Dopo i ballottaggi una Direzione per cambiare passo: radicare il partito nei piccoli centri e nella rete. Dialogo con il mondo del lavoro e della società organizzata per avviare una Costituente delle idee. Assemblea nazionale in autunno dove sarà varato il programma del nuovo Pd, il Piano per l’Italia, la piattaforma per il voto. Sempreché il governo gialloverde non frani prima. Queste le tappe della marcia di Nicola Zingaretti, esposte in direzione alla fine della quale ha riunito i nuovi europarlamentari e nominato David Sassoli capogruppo del Pd a Bruxelles. Dove i dem già si dispongono a una nuova «grande coalizione» con i popolari e i liberali, dopo averla negata nella campagna elettorale.

Nelle minoranze i malumori non mancano, ma il confronto è rimandato a dopo il secondo turno delle amministrative, dal quale Zingaretti aspetta buone notizie. Quanto alle europee, ieri è tornato a respingere lo scetticismo di Renzi sul risultato delle europee: «In me non c’è alcun trionfalismo, ma valgono poco i numeri assoluti sugli elettori che ci hanno scelto: nello scontro contano percentuali».

Si chiude male per i dem sardi la vicenda dell’opzione di Pietro Bartolo: eletto dalla Sicilia e dal Lazio, ha optato per la Sicilia privando l’altra isola di una rappresentanza. Primo dei non eletti era infatti Andrea Soddu, sindaco di Nuoro.

Zingaretti deve anche “aggiustare” la nuova gaffe di Carlo Calenda che all’indomani della sua scintillante elezione si era dichiarato pronto a far diventare il movimento Siamo europei un partito, in maniera consensuale con il segretario («mi muovo solo se lo decidiamo insieme»). In pratica l’annuncio di una scissione consensuale. Subito smentita. «Di fronte ai pericoli della destra il campo democratico deve essere abitato da altre forze oltre al Pd. Ma abbiamo il compito di concentrarci soprattutto sul Pd, coltivare al massimo la pianticella che abbiamo piantato», ha spiegato Zingaretti.

In realtà non era una gaffe ma una voce dal sen sfuggita che lasciava trasparire la regia di una mossa per indebolire l’attivismo di Renzi e riportare sotto il controllo di Zingaretti l’«operazione centro». Il segretario ha rassicurato il gruppo dirigente dem. Nessuna scissione. La linea resta la «vocazione maggioritaria», depurata però dagli atteggiamenti di «arroganza sprezzante», leggasi quelli di Renzi. Il Pd deve diventare «un luogo sempre più plurale» per poi attrarre, aggiunge, «nuovi soggetti politici. Non si tratta di rivolgere le nostre forze solo in una direzione».

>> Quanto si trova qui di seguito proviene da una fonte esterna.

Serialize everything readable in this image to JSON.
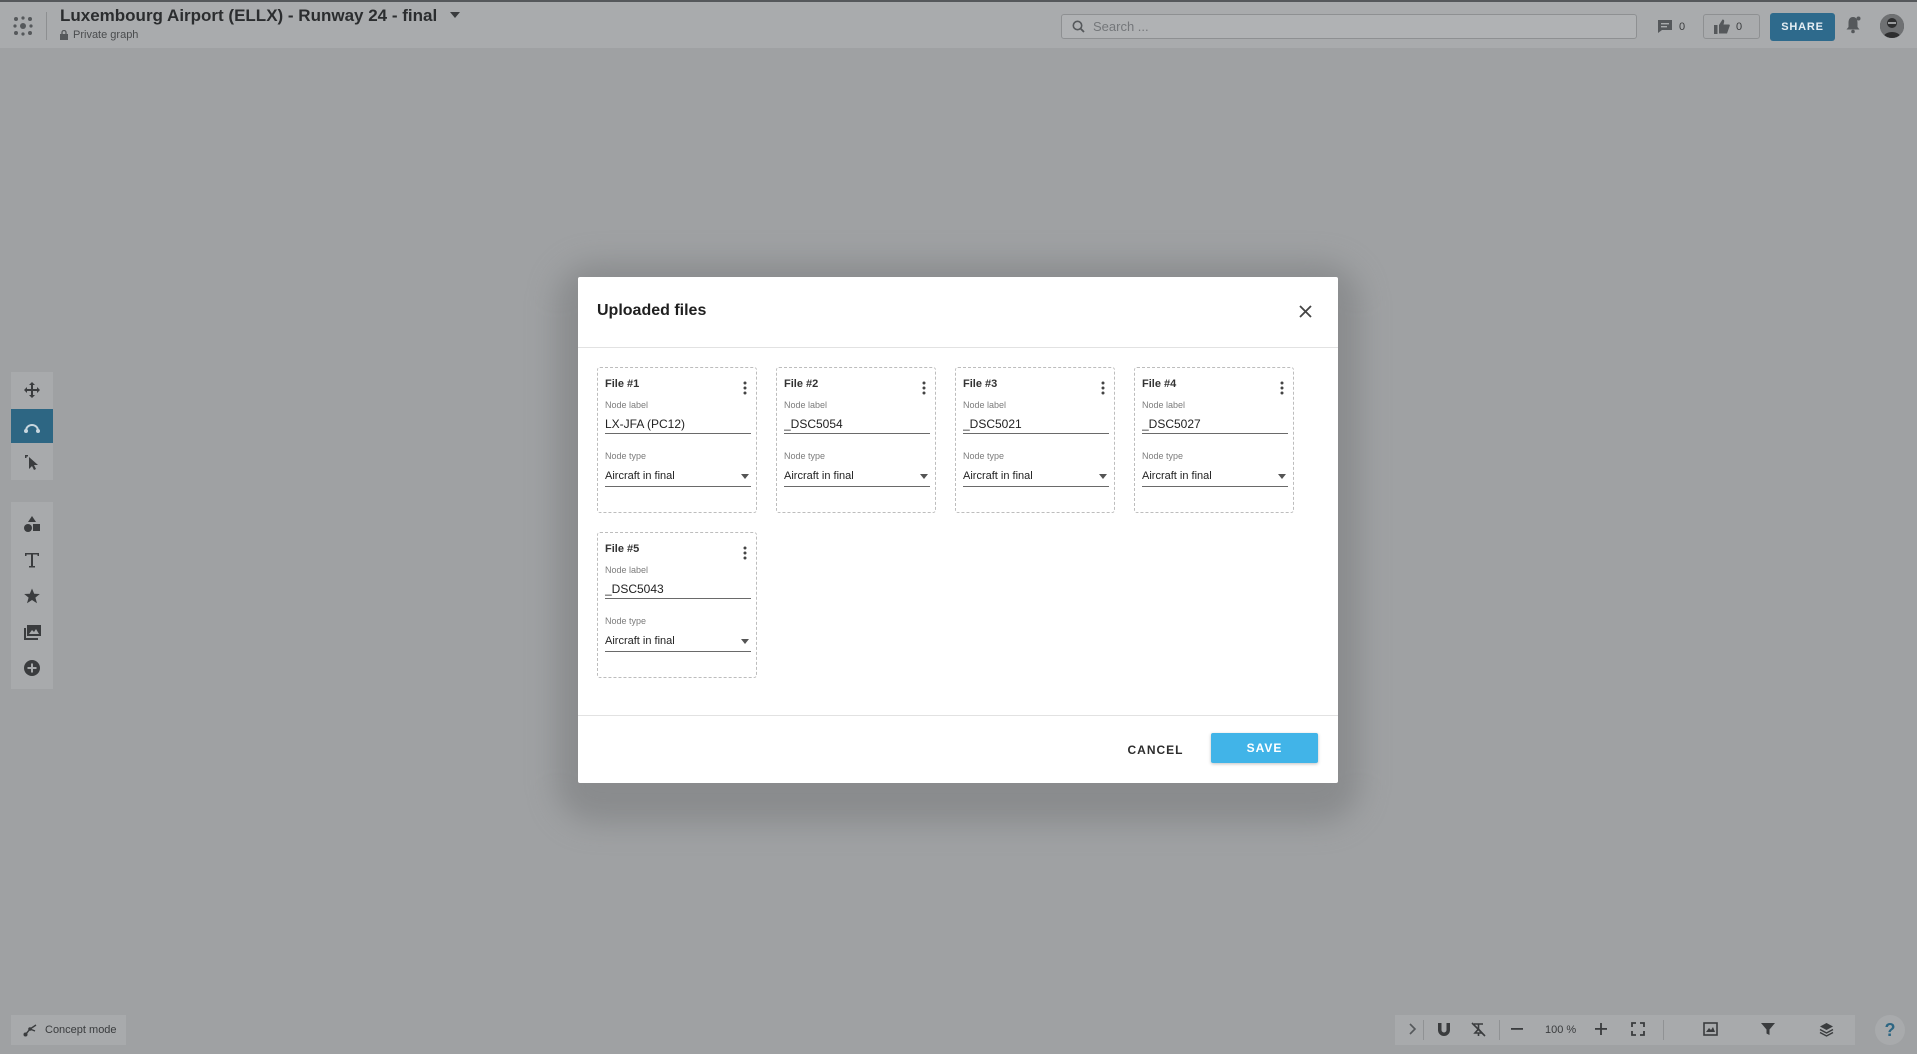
{
  "header": {
    "title": "Luxembourg Airport (ELLX) - Runway 24 - final",
    "privacy": "Private graph",
    "search_placeholder": "Search ...",
    "comments_count": "0",
    "likes_count": "0",
    "share_label": "SHARE"
  },
  "bottom": {
    "concept_mode": "Concept mode",
    "zoom": "100 %",
    "help": "?"
  },
  "modal": {
    "title": "Uploaded files",
    "field_label_caption": "Node label",
    "field_type_caption": "Node type",
    "files": [
      {
        "title": "File #1",
        "label": "LX-JFA (PC12)",
        "type": "Aircraft in final"
      },
      {
        "title": "File #2",
        "label": "_DSC5054",
        "type": "Aircraft in final"
      },
      {
        "title": "File #3",
        "label": "_DSC5021",
        "type": "Aircraft in final"
      },
      {
        "title": "File #4",
        "label": "_DSC5027",
        "type": "Aircraft in final"
      },
      {
        "title": "File #5",
        "label": "_DSC5043",
        "type": "Aircraft in final"
      }
    ],
    "cancel_label": "CANCEL",
    "save_label": "SAVE"
  },
  "colors": {
    "accent": "#41b4e8",
    "share": "#2e6a8c",
    "overlay": "#9fa1a3"
  },
  "icons": {
    "toolbar": [
      "move-icon",
      "connect-icon",
      "select-icon",
      "shapes-icon",
      "text-icon",
      "star-icon",
      "image-icon",
      "add-icon"
    ]
  }
}
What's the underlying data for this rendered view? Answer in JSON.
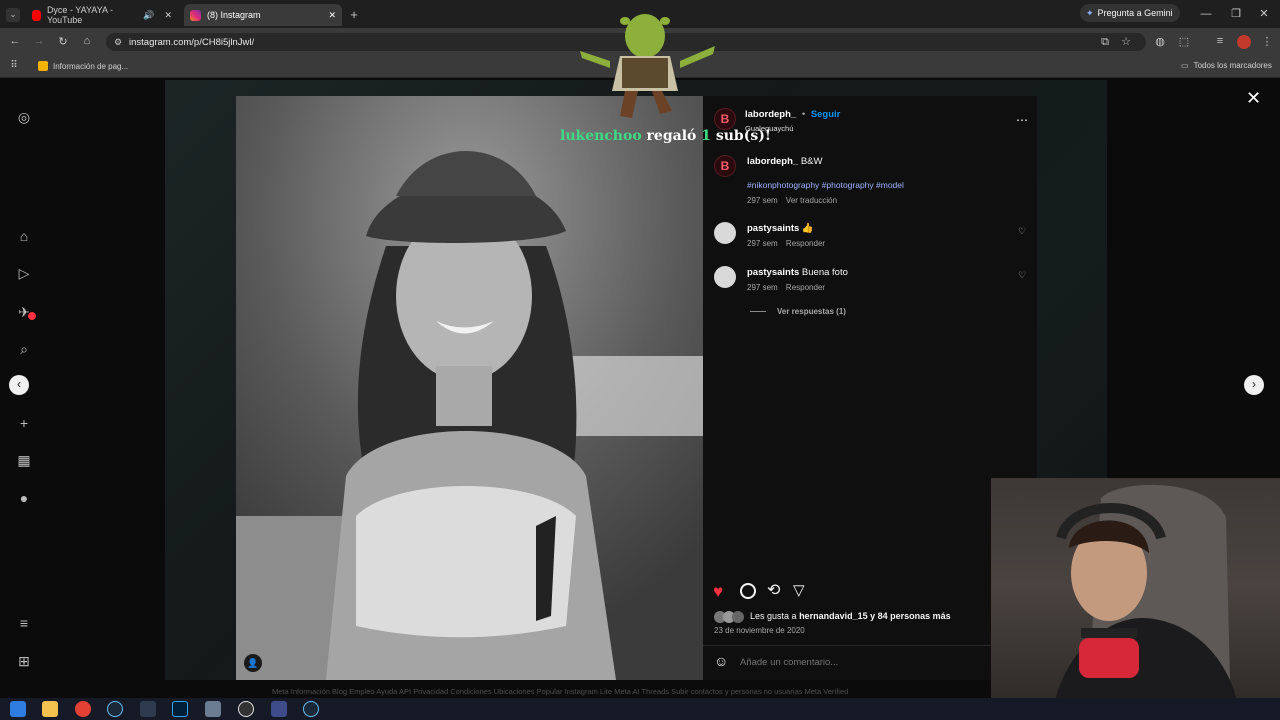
{
  "browser": {
    "tabs": [
      {
        "title": "Dyce - YAYAYA - YouTube",
        "active": false
      },
      {
        "title": "(8) Instagram",
        "active": true
      }
    ],
    "url": "instagram.com/p/CH8i5jlnJwl/",
    "gemini_label": "Pregunta a Gemini",
    "bookmark": "Información de pag...",
    "all_bookmarks": "Todos los marcadores"
  },
  "overlay": {
    "gift_user": "lukenchoo",
    "gift_text": "regaló",
    "gift_count": "1",
    "gift_suffix": "sub(s)!"
  },
  "post": {
    "author": "labordeph_",
    "follow_label": "Seguir",
    "location": "Gualeguaychú",
    "caption_user": "labordeph_",
    "caption_text": "B&W",
    "hashtags": "#nikonphotography #photography #model",
    "caption_time": "297 sem",
    "translate_label": "Ver traducción",
    "comments": [
      {
        "user": "pastysaints",
        "text": "👍",
        "time": "297 sem",
        "reply": "Responder"
      },
      {
        "user": "pastysaints",
        "text": "Buena foto",
        "time": "297 sem",
        "reply": "Responder"
      }
    ],
    "view_replies": "Ver respuestas (1)",
    "likes_prefix": "Les gusta a",
    "likes_user": "hernandavid_15",
    "likes_suffix": "y 84 personas más",
    "date": "23 de noviembre de 2020",
    "add_comment_placeholder": "Añade un comentario..."
  },
  "footer_links": "Meta   Información   Blog   Empleo   Ayuda   API   Privacidad   Condiciones   Ubicaciones   Popular   Instagram Lite   Meta AI   Threads   Subir contactos y personas no usuarias   Meta Verified",
  "colors": {
    "accent_link": "#0095f6",
    "like_red": "#ff3040",
    "gift_green": "#3ddc84"
  }
}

La vocazione maggioritaria e la vocazione alle alleanze sono, nella storia del Pd, due modelli diversi. Attrarre all’interno del Pd personalità e forze ’moderate’ rischia fatalmente di riproporre il «ma anche» veltroniano, storia di successo e tuttavia perdente. Ma all’indomani delle europee, e alla vigilia dei ballottaggi, per il segretario non è il momento di addentrarsi nelle alchimie dell’alleanza futura. «Fuggo il dibattito in un politichese che non parla alla signora Maria e al signor Giovanni, che vogliono sapere perché metteranno lui o il figlio in cassa integrazione», ha risposto poi ai cronisti che gli chiedevano conto della questione.